I was recently invited to dine at Ember, an exciting new restaurant in the center of Stellenbosch headed up by Michael Broughton. The menu is inspired by cooking over fire with a pared-down offering that aims to hit perfection through simplicity and cooking technique. The flavours derived from cooking over coals are used as ingredients across all the savoury dishes on the menu which I found to be totally delicious.
The space is intimate and monochromatic with interesting lighting architecture. Dramatic downlights shine a spotlight on the starched napery and top-notch tableware creating a focus on the food and wine. As a person that hates a brightly lit restaurant, this felt heavenly and calming to me.
Their exclusively Stellenbosch wine list is very well curated by sommelier Rene Veldhuizen who imparts her knowledge and recommendations in the most friendly and professional way. This was an absolute highlight for us. Interesting wines that are stored correctly, decanted (if necessary), and poured into polished Riedel stemware elevates the dining experience to the next level.
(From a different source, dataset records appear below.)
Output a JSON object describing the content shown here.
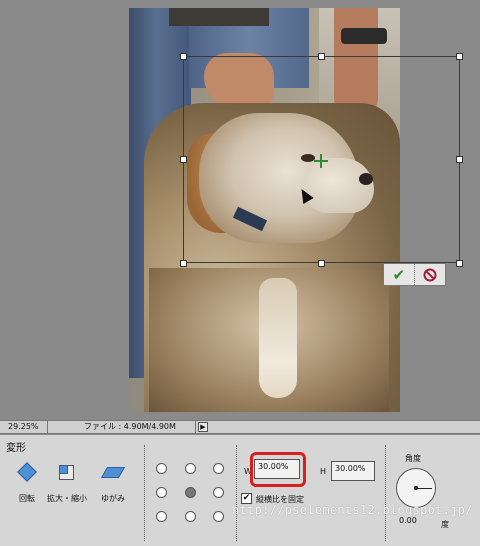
{
  "status": {
    "zoom": "29.25%",
    "file_info": "ファイル : 4.90M/4.90M",
    "menu_arrow": "▶"
  },
  "commit": {
    "accept_glyph": "✔",
    "cancel_glyph": "⃠"
  },
  "options": {
    "title": "変形",
    "tools": [
      {
        "label": "回転",
        "icon": "rotate-icon"
      },
      {
        "label": "拡大・縮小",
        "icon": "scale-icon"
      },
      {
        "label": "ゆがみ",
        "icon": "skew-icon"
      }
    ],
    "w_label": "W",
    "w_value": "30.00%",
    "h_label": "H",
    "h_value": "30.00%",
    "aspect_label": "縦横比を固定",
    "aspect_checked_glyph": "✔",
    "angle_label": "角度",
    "angle_value": "0.00",
    "angle_unit": "度"
  },
  "watermark": "http://pselements12.blogspot.jp/",
  "colors": {
    "highlight": "#d81e1e",
    "accent_blue": "#4f8fd6",
    "commit_green": "#2f8a2a",
    "cancel_red": "#a0203a"
  }
}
The steak, which was perfectly cooked through an initial sous vide process, is presented in a coating of fine charcoal. Aesthetically I loved it and found the grass-fed boran beef which is sourced directly from the owner’s farm to be meltingly delicious. I’m not sure the charcoal added much to the eating experience though. The Parmesan & truffle chips were amongst the best chips I’ve encountered (although I had mine sans truffle).
This is what we ate on the night and you can find their current full menu here. The lunchtime menu is slightly simplified.
Fire-roasted prawn risotto
Wood-fired beef ribeye with a creamy mushroom and brandy sauce
Parmesan & truffle chips
New York-style cheesecake
I can highly recommend Ember and I will definitely be back.